Jackie Goldberg, the president of the Los Angeles Unified School Board, said publicly last month that she was so turned off by high school that she nearly quit after 11th grade to take her GED, rather than stick around for a diploma.
Rich Leib, the chair of the UC Board of Regents, recently told a reporter that when he was in high school, he scored in the bottom 2% on his SAT subject tests in math and English. That, along with his less-than-50th-percentile score on the general SAT, helped lead to his rejection by UC Berkeley, he said.
In January, Gov. Gavin Newsom described himself as an unhappy elementary school student: “I couldn’t read, and I was looking for any way to ditch classes. I’d fake stomachaches and dizziness.”
Even President Biden has acknowledged that he “did not do very well” in college, mustering only a 1.9 grade point average at the University of Delaware.
What’s with all these admissions by public officials about how awful school was and how badly they did? What happened to flaunting whatever educational credentials you have, and putting your best academic foot forward? Is Rep. George Santos (R-N.Y.) the only public figure left who bothers to lie about his educational record?
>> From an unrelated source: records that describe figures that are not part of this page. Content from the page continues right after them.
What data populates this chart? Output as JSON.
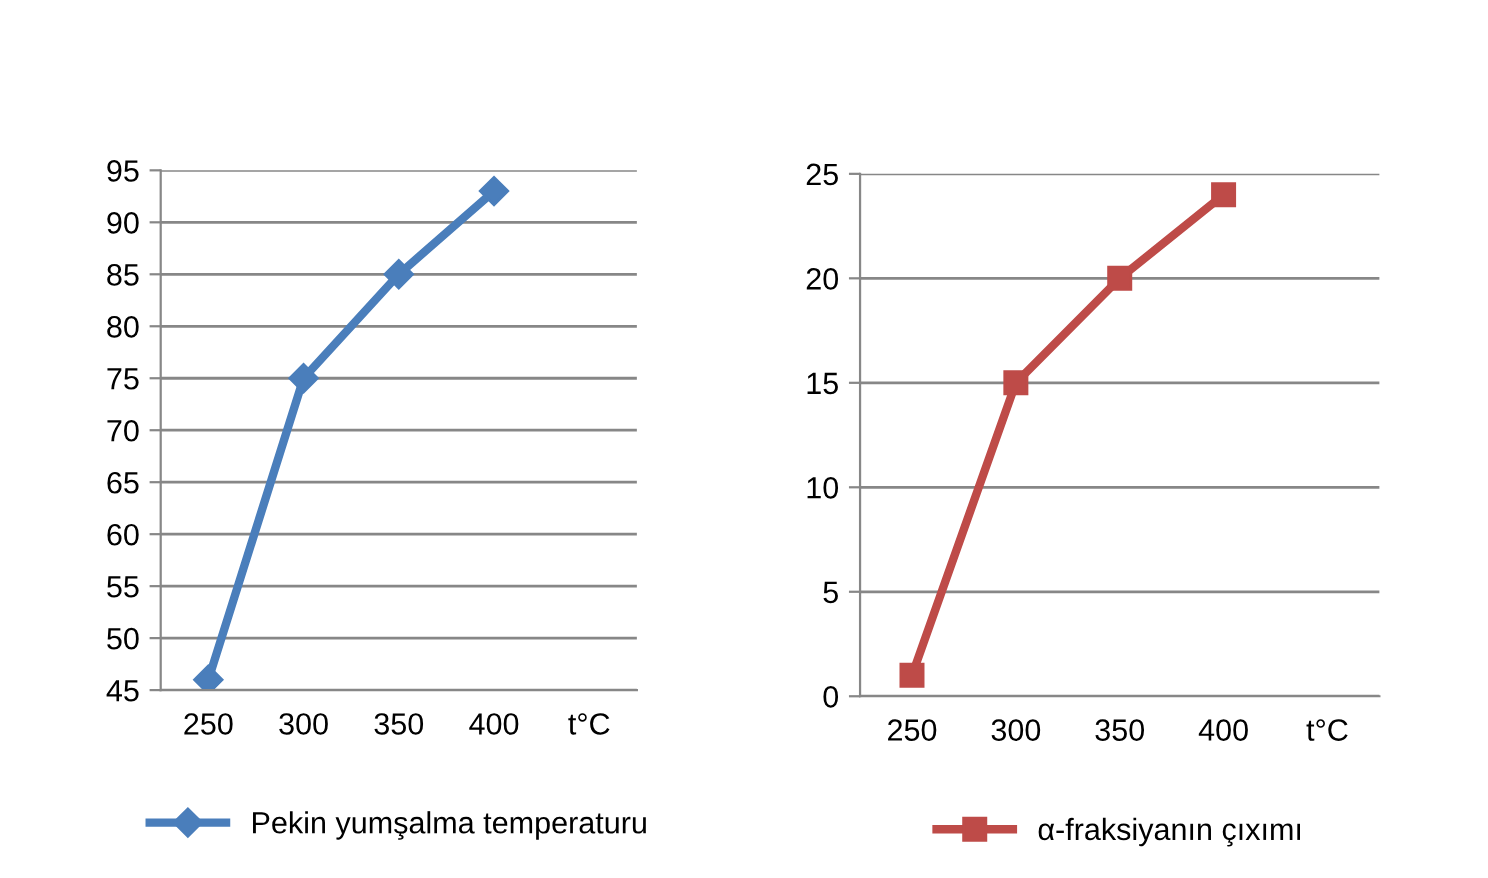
{
  "chart_data": [
    {
      "type": "line",
      "categories": [
        "250",
        "300",
        "350",
        "400",
        "t°C"
      ],
      "series": [
        {
          "name": "Pekin yumşalma temperaturu",
          "color": "#4a7ebb",
          "values": [
            46,
            75,
            85,
            93,
            null
          ]
        }
      ],
      "ylim": [
        45,
        95
      ],
      "yticks": [
        45,
        50,
        55,
        60,
        65,
        70,
        75,
        80,
        85,
        90,
        95
      ],
      "grid": "y",
      "legend": "bottom",
      "marker": "diamond",
      "line_style": "solid"
    },
    {
      "type": "line",
      "categories": [
        "250",
        "300",
        "350",
        "400",
        "t°C"
      ],
      "series": [
        {
          "name": "α-fraksiyanın çıxımı",
          "color": "#be4b48",
          "values": [
            1,
            15,
            20,
            24,
            null
          ]
        }
      ],
      "ylim": [
        0,
        25
      ],
      "yticks": [
        0,
        5,
        10,
        15,
        20,
        25
      ],
      "grid": "y",
      "legend": "bottom",
      "marker": "square",
      "line_style": "solid"
    }
  ]
}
This willingness to embrace underachievement is relatively recent. Just two decades ago, when George W. Bush was running for president, it was still considered embarrassing that he had graduated from Yale with a C average. A common question during the 2000 campaign: “Is George Bush smart enough to be president?”
And back in 1987, long before acknowledging that he “did not do very well” in school, Joe Biden tried to claim exactly the opposite. He told reporters, among other exaggerations, that he’d graduated in the top half of his law school class — only to backpedal madly when it turned out he’d graduated 76th out of 85 in his class. “My recollection on this was inaccurate,” he confessed.
Today he’d have “76th out of 85” at the top of his resume.
Something is going on in the way we look at merit and achievement, the way we measure success. Being a top student is no longer necessarily a better story to tell than having struggled through school.
In some cases it may just be pandering by politicians seeking to pass themselves off as relatable, ordinary Joes. I suspect there’s some of that with Newsom, who’s long been tagged as an affluent guy born with countless advantages. He’s been seeking recently to recast that narrative by showing that not everything came easily to him, including school.
In other cases, it is probably less cynically calculating. I believe Jackie Goldberg and Rich Leib are honestly trying to find ways to connect with the students they serve, using their own backgrounds to make the point that kids facing obstacles in school can overcome them. That’s a valuable message.
But I’d argue that there’s something more at work here, a growing sense that the old markers of achievement may not be as significant as we thought they were. Suddenly, academic prowess — such as graduating at the top of your class, doing well on standardized tests and going to an Ivy League college — are being viewed less as signs of accomplishment and more as indications of privilege.
The United States is supposed to be a meritocracy. The story goes that if you work hard and play by the rules, especially with regard to education, you can compete, rise and succeed here. That upward mobility is both possible and admirable.
But Americans are realizing that’s not always the case. The playing field just isn’t level.
In 2020’s “The Merit Myth: How Our Colleges Favor the Rich and Divide America,” three education experts argued that America’s top colleges and universities primarily perpetuate the country’s elite, benefiting students from the top 1% at the expense of the rest.
In “The Tyranny of Merit,” Harvard political philosophy professor Michael Sandel argued that the myth of American meritocracy and what he terms “credentialism” have been proved false, and that they’re unfair to boot.
Today, many Americans understandably believe that the system is rigged. That standardized tests are biased. That elite schools are — elitist. That public schools have too often been allowed to deteriorate and public colleges to be underfunded. That people with money can buy the credentials they need, “Varsity Blues”-style.
It’s absolutely right to see structural racism in the fact that affirmative action remains fiercely controversial while wealthy students are admitted as “legacies” or because their parents shelled out donations.
All in all, it’s good that the country is rethinking what constitutes success, how it’s measured, who are its gatekeepers and whether it is truly available to all of us. We should reconsider the dominance of Ivy League schools, the role of testing, the value of a college education and the obstacles some students face.
It’s healthy if our leaders are honest about all their experiences of school, and don’t merely recite their achievements. Expect to hear more in the years ahead about the difficulties and indignities they faced.
But not from one notable abstainer, former President Trump, that self-described “very stable genius.” In 2015, according to his former lawyer Michael Cohen, Trump threatened legal action against his high school, college and the College Board if any of them released his grades or SAT scores.
Even in an era when academic struggle has become discussable, he must feel he’s still got something to hide.